I look up at him and grin. It seems like I'm giving him an answer, but who knows? And who cares? It's just possible that I said, "A little high."
He pinches me on the inner thigh and I'm still aware enough to yelp a bit and come back into focus, if only for a moment.
"So, what did I ask you just now?—when I asked you how you felt."
"You asked me how I felt?"
"And you answered what?"
"Answered what about what?"
"Very good, Joey. I'll tell you how this Ketamine works in the dose I gave you. It's quite safe for us to talk openly about this now—well, for me to talk. I'll tell you, and you'll understand. But only for the moment. A few moments later, you won't remember it at all. You'll remember bits and pieces, but not as memory, more as some sort of hallucination—a nice hallucination; something you enjoyed. And when I ask you a question, you'll only be able to answer truthfully. That's a nice side effect, I think. I told you before you went under that this could cause hallucinations. And when you wake, whatever you remember will be a hallucination. And slowly you'll forget it all—except for the parts before I gave you the Ketamine and then after it wears off. Isn't that nice?"
"Uh, yes, nice. Beautiful. Those drapes are beautiful. Beautiful paint on the wall. Love it."
"Tell me, Joey. Have you ever had sex?"
"Uh, well."
"I don't mean masturbation or with a girl. You ever have sex with a man?"
"Ummm, noooo." I don't think that time with Tom behind the dugout counts. Would it? I'll think about that sometime. Maybe.
"Very nice. It can be beautiful, you know. I'm going to fuck you now, Joey. You're going to suck me and then I'm going to fuck you."
I'm busy looking at the drapes. They are in all those loud colors and they are blobbing and starting to drift around the room, up near the ceiling, amoeba style.
"What did I just tell you, Joey?"
"I like the red and purple blobs.
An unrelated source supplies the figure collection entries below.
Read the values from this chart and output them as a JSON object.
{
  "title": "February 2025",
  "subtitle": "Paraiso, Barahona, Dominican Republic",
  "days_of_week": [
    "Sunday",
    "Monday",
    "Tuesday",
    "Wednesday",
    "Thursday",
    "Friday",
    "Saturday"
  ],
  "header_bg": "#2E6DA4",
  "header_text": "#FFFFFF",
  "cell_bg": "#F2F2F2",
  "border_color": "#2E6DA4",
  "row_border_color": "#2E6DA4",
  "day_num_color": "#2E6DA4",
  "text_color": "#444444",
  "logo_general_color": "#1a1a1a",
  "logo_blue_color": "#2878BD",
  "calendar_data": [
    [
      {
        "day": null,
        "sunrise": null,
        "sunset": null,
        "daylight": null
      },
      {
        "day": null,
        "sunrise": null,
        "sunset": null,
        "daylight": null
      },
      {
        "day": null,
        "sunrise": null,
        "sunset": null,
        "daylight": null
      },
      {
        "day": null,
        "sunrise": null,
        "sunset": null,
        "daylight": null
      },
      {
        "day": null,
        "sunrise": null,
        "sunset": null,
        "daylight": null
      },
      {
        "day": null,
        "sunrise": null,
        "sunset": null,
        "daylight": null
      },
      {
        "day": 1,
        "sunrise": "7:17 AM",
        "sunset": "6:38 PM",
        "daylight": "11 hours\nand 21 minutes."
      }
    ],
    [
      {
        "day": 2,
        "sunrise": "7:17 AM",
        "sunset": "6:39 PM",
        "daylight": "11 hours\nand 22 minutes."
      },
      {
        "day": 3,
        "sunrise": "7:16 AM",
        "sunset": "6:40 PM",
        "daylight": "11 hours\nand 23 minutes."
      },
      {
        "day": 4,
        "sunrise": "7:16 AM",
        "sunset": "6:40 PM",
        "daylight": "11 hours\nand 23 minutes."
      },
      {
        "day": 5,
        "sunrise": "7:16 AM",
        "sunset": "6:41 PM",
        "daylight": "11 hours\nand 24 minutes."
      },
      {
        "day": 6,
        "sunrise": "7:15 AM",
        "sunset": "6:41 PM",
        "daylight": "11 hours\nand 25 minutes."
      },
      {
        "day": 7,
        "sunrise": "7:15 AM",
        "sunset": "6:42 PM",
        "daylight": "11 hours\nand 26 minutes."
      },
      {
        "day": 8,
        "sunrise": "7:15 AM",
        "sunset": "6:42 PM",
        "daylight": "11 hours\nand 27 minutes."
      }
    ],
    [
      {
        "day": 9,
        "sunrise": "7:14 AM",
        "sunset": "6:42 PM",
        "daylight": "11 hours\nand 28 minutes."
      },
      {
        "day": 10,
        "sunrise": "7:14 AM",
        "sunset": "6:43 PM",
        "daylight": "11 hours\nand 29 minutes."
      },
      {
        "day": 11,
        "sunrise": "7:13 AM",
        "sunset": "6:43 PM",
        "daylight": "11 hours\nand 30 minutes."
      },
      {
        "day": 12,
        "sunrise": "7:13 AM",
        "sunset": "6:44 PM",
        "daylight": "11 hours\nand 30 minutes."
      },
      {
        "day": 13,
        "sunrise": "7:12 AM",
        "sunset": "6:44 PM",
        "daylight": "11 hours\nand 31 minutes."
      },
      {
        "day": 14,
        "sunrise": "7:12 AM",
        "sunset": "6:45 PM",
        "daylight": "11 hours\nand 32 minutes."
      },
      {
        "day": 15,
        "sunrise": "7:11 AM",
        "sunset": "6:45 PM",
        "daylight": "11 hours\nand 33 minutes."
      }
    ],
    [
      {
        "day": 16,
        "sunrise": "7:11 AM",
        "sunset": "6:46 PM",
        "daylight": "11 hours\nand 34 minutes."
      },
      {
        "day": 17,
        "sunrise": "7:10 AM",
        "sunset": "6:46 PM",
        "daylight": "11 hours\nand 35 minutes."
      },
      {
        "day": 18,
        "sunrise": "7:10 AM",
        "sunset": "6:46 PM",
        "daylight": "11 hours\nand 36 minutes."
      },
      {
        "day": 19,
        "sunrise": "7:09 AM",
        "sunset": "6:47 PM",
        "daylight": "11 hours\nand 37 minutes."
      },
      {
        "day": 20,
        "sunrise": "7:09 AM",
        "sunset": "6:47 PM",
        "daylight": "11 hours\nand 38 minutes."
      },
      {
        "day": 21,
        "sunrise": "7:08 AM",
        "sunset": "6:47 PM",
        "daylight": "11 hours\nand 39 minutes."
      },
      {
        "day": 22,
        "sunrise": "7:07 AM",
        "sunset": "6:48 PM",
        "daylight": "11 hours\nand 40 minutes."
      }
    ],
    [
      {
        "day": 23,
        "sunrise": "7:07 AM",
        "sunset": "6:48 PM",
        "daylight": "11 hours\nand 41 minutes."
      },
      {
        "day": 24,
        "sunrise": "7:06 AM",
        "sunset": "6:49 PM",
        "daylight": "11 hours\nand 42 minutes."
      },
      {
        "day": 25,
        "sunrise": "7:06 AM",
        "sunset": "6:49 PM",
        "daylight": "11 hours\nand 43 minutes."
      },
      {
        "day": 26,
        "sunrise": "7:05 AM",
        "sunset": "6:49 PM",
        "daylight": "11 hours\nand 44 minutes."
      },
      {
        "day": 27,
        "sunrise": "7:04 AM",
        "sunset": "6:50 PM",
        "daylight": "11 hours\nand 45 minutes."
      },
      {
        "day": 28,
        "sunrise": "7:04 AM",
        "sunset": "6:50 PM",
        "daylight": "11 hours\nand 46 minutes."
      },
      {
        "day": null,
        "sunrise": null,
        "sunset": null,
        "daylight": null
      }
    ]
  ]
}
Not too wild about the orange," I say.
Doctor Westcott is unbuttoning his lab coat and pulling it open. And he has nothing on underneath it. Hairy chest. All the way down from chest to ankles. Well, some on the tops of his feet too. And he's hard. God, haven't seen that since the showers during that All-State game, where Coach came and pulled Sam out of the showers. Both Sam and Coach were hard like that. Don't know where they went that day. In the mirror, of course, when I was jacking off. I've seen myself hard there. Bigger than Sam. Or Coach for that matter. Boy, he's got a good one, this doctor has.
Thought we'd already done the thumb-in-mouth test. But so big; don't remember the thumb being this big before. And my nose tickles. Hair in my nose. He's got both hands on the back of my head now, moving my head forward and back. Wonder how the thumb . . .? Oh, gag, gag, gag. Nice sound he's making. Hey, doc, I can moan too. Listen to me moan. But gagging too. So big. Not the same thumb, I don't think.
Uh, what was that that just . . .? Oh, OK, standing up now. Thanks for the help. Yeah, I know the part about sitting on the end of the examination table. Aren't those stirrups for women? Well, OK, if you want me to.
Uh, yes, Doc, I see you. That tickles, Doc. But now it feels good. Never done that with my nipples. Must remember to . . . to what?